Aux États-Unis et en Europe, les «ghost jobs», ces fausses offres d'emploi, se multiplient sur les sites de recrutement, au grand dam des demandeurs d'emploi.
L'expression «ghost jobs» ça vous dit quelque chose? Rien à voir avec Pénélope Fillon, non, ici on parle d'«emplois fantômes» pour désigner une pratique courante chez les employeurs, consistant à publier des offres d'emploi...inexistantes. Dans certains cas, les postes ont déjà été pourvus et dans d'autres, ils n'ont jamais vraiment existé. Une tendance qu'on retrouve de part et d'autre de l'Atlantique.
Selon une étude menée aux États-Unis, au Royaume-Uni et en Allemagne par l'entreprise de logiciels de recrutement Greenhouse, 22% des offres publiées en ligne l'an dernier ne correspondaient à aucun projet d'embauche réel. Une seconde étude britannique indique quant à elle le chiffre de 34%. Aux États-Unis, les données du Bureau of Labor Statistics montrent qu'en août, alors que 7,2 millions de postes étaient officiellement vacants, seules 5,1 millions de personnes ont été recrutées, comme l'indique la BBC. Mais alors, pourquoi les entreprises publient-elles de telles offres «zombies» ?
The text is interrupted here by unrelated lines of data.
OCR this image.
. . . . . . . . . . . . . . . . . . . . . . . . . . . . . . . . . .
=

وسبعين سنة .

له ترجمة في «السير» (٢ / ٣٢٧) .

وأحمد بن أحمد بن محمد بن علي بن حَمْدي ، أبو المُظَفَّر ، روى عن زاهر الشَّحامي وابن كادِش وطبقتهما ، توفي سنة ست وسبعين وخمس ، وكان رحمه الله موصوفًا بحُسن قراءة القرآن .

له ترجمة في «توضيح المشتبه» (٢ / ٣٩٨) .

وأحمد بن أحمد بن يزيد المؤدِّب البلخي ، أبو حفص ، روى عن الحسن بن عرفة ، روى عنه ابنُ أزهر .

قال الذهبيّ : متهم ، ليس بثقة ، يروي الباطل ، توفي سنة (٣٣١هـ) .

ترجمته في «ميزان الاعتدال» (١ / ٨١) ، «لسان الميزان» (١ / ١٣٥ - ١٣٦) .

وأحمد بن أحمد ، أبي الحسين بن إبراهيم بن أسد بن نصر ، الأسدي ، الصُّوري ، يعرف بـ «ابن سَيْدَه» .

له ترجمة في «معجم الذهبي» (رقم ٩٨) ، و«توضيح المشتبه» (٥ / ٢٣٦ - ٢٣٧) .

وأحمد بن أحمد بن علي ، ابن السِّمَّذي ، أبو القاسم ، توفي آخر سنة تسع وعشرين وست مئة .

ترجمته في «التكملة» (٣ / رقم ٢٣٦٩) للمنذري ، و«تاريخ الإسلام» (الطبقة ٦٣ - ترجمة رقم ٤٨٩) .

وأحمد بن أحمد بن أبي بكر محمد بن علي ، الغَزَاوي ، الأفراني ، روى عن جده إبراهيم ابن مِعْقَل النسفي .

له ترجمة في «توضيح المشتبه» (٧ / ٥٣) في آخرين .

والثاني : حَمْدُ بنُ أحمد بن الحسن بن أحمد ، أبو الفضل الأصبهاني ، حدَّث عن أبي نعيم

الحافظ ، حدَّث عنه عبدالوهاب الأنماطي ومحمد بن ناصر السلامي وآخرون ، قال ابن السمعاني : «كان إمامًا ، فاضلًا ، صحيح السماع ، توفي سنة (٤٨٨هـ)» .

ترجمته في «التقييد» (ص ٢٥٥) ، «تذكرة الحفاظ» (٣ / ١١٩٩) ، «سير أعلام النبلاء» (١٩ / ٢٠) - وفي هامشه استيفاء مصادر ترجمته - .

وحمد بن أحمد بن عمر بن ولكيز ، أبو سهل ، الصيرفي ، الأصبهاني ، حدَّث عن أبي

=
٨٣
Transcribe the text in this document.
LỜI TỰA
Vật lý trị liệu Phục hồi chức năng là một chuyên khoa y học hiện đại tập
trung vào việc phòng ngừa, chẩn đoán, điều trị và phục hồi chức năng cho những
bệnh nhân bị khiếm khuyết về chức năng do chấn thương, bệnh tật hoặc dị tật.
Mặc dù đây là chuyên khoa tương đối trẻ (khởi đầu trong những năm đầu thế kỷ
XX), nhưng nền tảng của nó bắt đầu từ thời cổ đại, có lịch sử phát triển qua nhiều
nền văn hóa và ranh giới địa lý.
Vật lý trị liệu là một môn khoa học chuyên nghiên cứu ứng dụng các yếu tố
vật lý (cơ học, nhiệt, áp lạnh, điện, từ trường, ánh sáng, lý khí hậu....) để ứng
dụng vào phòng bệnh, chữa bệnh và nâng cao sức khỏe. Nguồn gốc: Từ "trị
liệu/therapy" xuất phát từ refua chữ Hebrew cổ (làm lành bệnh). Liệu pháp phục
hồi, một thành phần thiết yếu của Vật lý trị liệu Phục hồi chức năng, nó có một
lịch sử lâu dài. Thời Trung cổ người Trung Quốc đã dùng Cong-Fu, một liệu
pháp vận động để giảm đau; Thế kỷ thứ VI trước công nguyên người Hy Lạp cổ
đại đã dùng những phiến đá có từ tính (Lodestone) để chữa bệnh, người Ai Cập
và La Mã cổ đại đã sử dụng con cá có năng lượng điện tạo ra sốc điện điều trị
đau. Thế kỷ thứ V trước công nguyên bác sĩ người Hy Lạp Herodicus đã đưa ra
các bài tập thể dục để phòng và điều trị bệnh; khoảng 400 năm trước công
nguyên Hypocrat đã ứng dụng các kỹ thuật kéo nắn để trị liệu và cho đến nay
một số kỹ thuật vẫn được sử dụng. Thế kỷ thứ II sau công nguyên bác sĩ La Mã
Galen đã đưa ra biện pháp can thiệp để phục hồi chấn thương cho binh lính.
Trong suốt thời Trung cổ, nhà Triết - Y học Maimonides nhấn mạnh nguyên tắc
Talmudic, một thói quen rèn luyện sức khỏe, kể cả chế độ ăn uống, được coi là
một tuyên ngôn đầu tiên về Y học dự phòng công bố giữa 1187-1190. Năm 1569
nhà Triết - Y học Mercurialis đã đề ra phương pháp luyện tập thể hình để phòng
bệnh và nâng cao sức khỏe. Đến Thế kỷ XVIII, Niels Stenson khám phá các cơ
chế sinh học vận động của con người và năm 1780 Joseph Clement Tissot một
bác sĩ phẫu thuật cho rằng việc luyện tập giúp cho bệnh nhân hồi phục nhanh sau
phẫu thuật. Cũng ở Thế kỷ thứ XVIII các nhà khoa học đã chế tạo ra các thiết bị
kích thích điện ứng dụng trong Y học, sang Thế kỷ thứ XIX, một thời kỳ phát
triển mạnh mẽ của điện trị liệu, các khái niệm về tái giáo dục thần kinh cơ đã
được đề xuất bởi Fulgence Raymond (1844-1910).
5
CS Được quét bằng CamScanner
Eric Thompson, ancien cadre du secteur technologique, a contribué à médiatiser le problème des fausses offres d'emploi auprès des responsables politiques américains. Licencié d'une start-up après vingt ans de carrière, il a postulé pendant deux mois à des centaines d'annonces avant de comprendre que certaines n'existaient tout simplement pas.
Dès lors, il décide de créer un groupe de travail plaidant pour leur interdiction par le biais du Truth in Job Advertising & Accountability Act, qui prévoit notamment de vérifier les dates d'expiration obligatoires, les procédures de recrutement, ainsi que les sanctions contre les employeurs à l'origine de ces manquements. La pétition associée a déjà recueilli plus de 50.000 signatures.
Une pratique difficilement contrôlable.
Au Canada, et plus particulièrement dans l'Ontario, des mesures punitives ont déjà été prises. À partir du 1ᵉʳ janvier 2026, les entreprises devront préciser si une annonce pour un poste publiée en ligne est activement en cours de recrutement. La province s'attaque également au phénomène du ghosting, lorsque les employeurs ne répondent pas aux candidats après les avoir rencontrés. Les entreprises de plus de 25 salariés seront donc tenues de répondre sous 45 jours aux personnes reçues en entretien.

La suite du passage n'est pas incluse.